Perhaps in my next journal I will focus on how everything the Muslim does, whether praying/performing salat, prostrating, making dua/supplication, bathing, communicating, eating, going to work, going to school, playing at the park, posting a blog, even sleeping constitutes as an act of worship, in'sha'Allah. But the reason I bring this up now, and how it is relevant, is that action is vital to achieve any means. And what better way to act than as an act of worship to achieve the ultimate goal in the Hereafter?
Doing for the sake of God is not restricted to getting done those activities which we loathe. For God's sake and in God's Name we can do practically anything that is intellectually, emotionally, physically or spiritually profitable. And we do so by patterning our ways after the examples of the prophet (salallahu 'alayhi wa salaam) and those who were around him, his companions. Neither the prophet (saws) nor his companions retreated from their society to a distant, remote land to practice Islam. On the contrary. They remained in their society. They all shopped, married, had families with children, had homes, had jobs and so forth all while exercising Islam to the most integral extent.
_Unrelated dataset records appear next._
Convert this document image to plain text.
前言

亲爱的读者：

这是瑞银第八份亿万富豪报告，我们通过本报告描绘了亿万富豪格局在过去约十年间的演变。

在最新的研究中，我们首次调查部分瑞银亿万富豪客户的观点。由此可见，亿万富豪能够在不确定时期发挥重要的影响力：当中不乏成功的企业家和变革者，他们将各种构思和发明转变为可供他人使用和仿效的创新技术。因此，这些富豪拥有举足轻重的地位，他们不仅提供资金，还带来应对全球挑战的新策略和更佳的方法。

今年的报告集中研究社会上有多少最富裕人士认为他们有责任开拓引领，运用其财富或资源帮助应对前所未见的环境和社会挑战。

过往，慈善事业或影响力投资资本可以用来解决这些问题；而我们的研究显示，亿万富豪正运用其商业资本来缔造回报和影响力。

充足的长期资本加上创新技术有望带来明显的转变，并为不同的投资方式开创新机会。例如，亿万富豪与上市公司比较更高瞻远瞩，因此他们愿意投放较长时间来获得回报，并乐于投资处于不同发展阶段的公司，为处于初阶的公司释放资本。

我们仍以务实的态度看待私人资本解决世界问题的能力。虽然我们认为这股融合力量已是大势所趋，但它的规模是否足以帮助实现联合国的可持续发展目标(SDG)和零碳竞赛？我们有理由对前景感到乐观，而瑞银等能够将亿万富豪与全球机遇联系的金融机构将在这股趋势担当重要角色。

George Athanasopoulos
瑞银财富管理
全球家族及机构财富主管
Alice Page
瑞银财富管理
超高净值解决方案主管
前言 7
Some get by doing as the phrase, "keep your eyes on the prize", suggest. But by focusing only on the end result, really there are no holds bar, you could pretty much achieve any ends at the expense of loved ones and innocents. However, when it comes to the phrase, "remember Allah", you are engaged to achieve any desired end, but through regulated means. And surely, we can overcome anything through the remembrance of Allah, knowing every joy and every trial we're presented with is for a reason. Whether we, at the moment, understand that reason or not.
"Does mankind think they will be left alone on saying, 'We believe', and that they will not be tested? We did test those before them, and Allah will certainly know those who are true from those who are false." -Qur'an 29:2-3
So before handling any issue or engaging in anything the Muslim should always remember Allah. This will benefit us more in this life over anything else and most certainly, the Hereafter.